When evaluating whether to take on secured lending the borrower should be aware of the risks of increasing their overall debt, or losing their home, if they can’t keep up with repayments.

It’s obviously a tempting proposition. It’s easy to think that by transferring high interest debt to a secured loan that you’re taking the pressure off yourself. You might think that future debt repayments will be smaller, due to the lower interest rates on secured loans.

But benefits aside, when you transfer unsecured debt to a secured loan, you’re increasing the total amount you’ll have to pay off before your collateral is safely back in your hands. This could mean you’re more likely to lose your house or other possessions should you default.

Alternatively, those with debt from other personal loans might consider paying off unsecured debt as quickly as possible to minimise the interest they will have to pay. Then you can focus on comfortably paying off your secured loan over a number of years to a schedule that suits you.

Methods to manage debt

Where possible, avoid acquiring new debt when you already owe money to a lender. Instead, stick to the repayment schedule agreed with your lender to pay back debt as quickly as is practicable.

To do this, pay at least the minimum repayment on any debts to avoid falling further behind. Pay other bills on time each month, to ensure your debt doesn’t expand further.

Always work out which debts to pay off first. This is especially important for those with multiple debts because some debts have more serious non-repayment consequences than others.

The Money Advice Service lists the following as priority debts:

  • Court fines
  • Council tax
  • TV licence
  • Child maintenance
  • Gas and electricity bills
  • Income tax, national insurance & VAT
  • Mortgages, personal loans and loans secured against your home
  • Hire purchase agreements
  • Missed DWP and HMRC payments

Is a secured loan a good idea for me?

Whether a secured loan is a good option for you right now depends on a number of different things.

Look at the total cost of the loan over its term. You can get a clearer picture of this by examining the loan’s annual percentage rate, interest rate, fees and other charges.

Make sure you know the loan term before taking out a loan, so you know how long you’ll be expected to commit to. Comparing different loan lengths is a good way of deciding which loan is right for you, because you’ll know the timescale of when you’ll pay the loan off, and you can check if it tallies with your life plans.

Will you be able to get the loan amount you are looking for? If not, would you consider a smaller amount in the form of an unsecured loan?

It’s also vital that you understand the lending criteria of the secured loan you are considering.
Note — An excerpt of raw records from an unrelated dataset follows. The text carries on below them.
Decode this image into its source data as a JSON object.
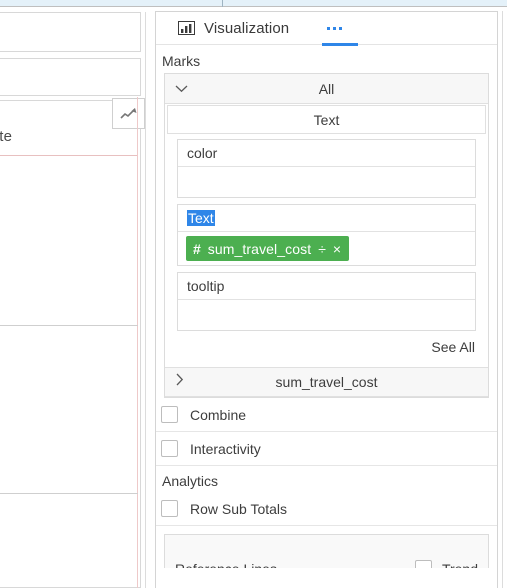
{
  "left_panel": {
    "trend_icon": "trending-up-icon",
    "clipped_label": "site"
  },
  "right_panel": {
    "tabs": {
      "visualization": {
        "label": "Visualization",
        "icon": "bar-chart-icon"
      },
      "more": {
        "label": "···",
        "icon": "ellipsis-icon",
        "active": true
      }
    },
    "accent_color": "#2f86e8",
    "sections": {
      "marks": {
        "label": "Marks",
        "all_row": {
          "label": "All",
          "chevron": "chevron-down-icon"
        },
        "mark_type": "Text",
        "shelves": [
          {
            "name": "color",
            "selected": false,
            "pills": []
          },
          {
            "name": "Text",
            "selected": true,
            "pills": [
              {
                "field": "sum_travel_cost",
                "type_icon": "#",
                "aggregate_icon": "÷",
                "remove_icon": "×",
                "color": "#4caf50"
              }
            ]
          },
          {
            "name": "tooltip",
            "selected": false,
            "pills": []
          }
        ],
        "see_all": "See All",
        "collapsed_field": {
          "label": "sum_travel_cost",
          "chevron": "chevron-right-icon"
        }
      },
      "options": [
        {
          "label": "Combine",
          "checked": false
        },
        {
          "label": "Interactivity",
          "checked": false
        }
      ],
      "analytics": {
        "label": "Analytics",
        "options": [
          {
            "label": "Row Sub Totals",
            "checked": false
          }
        ]
      },
      "bottom_partial": {
        "left_label": "Reference Lines",
        "right_label": "Trend",
        "right_checked": false
      }
    }
  }
}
Each lender has different requirements for accepting secured loan applicants. To make sure you are eligible for a loan, you could engage a broker who will track down suitable loans on your behalf.

You should explore all possible credit options and do plenty of research before applying for a loan, otherwise you risk being rejected and damaging your credit score.

Compare secured loans

Compare secured loans now to find the best secured loan for your financial circumstances and personal requirements. We offer unbiased comparison tables so you can get a clear view of the differences between lenders’ secured loan products.

When thinking of taking out a secured loan, always remember that what you use as collateral to secure the loan can be repossessed if you cannot meet repayment deadlines.

If you are confident you can keep up with a repayment schedule, make sure to compare loans and interest rates to get the best idea of the true cost of a loan.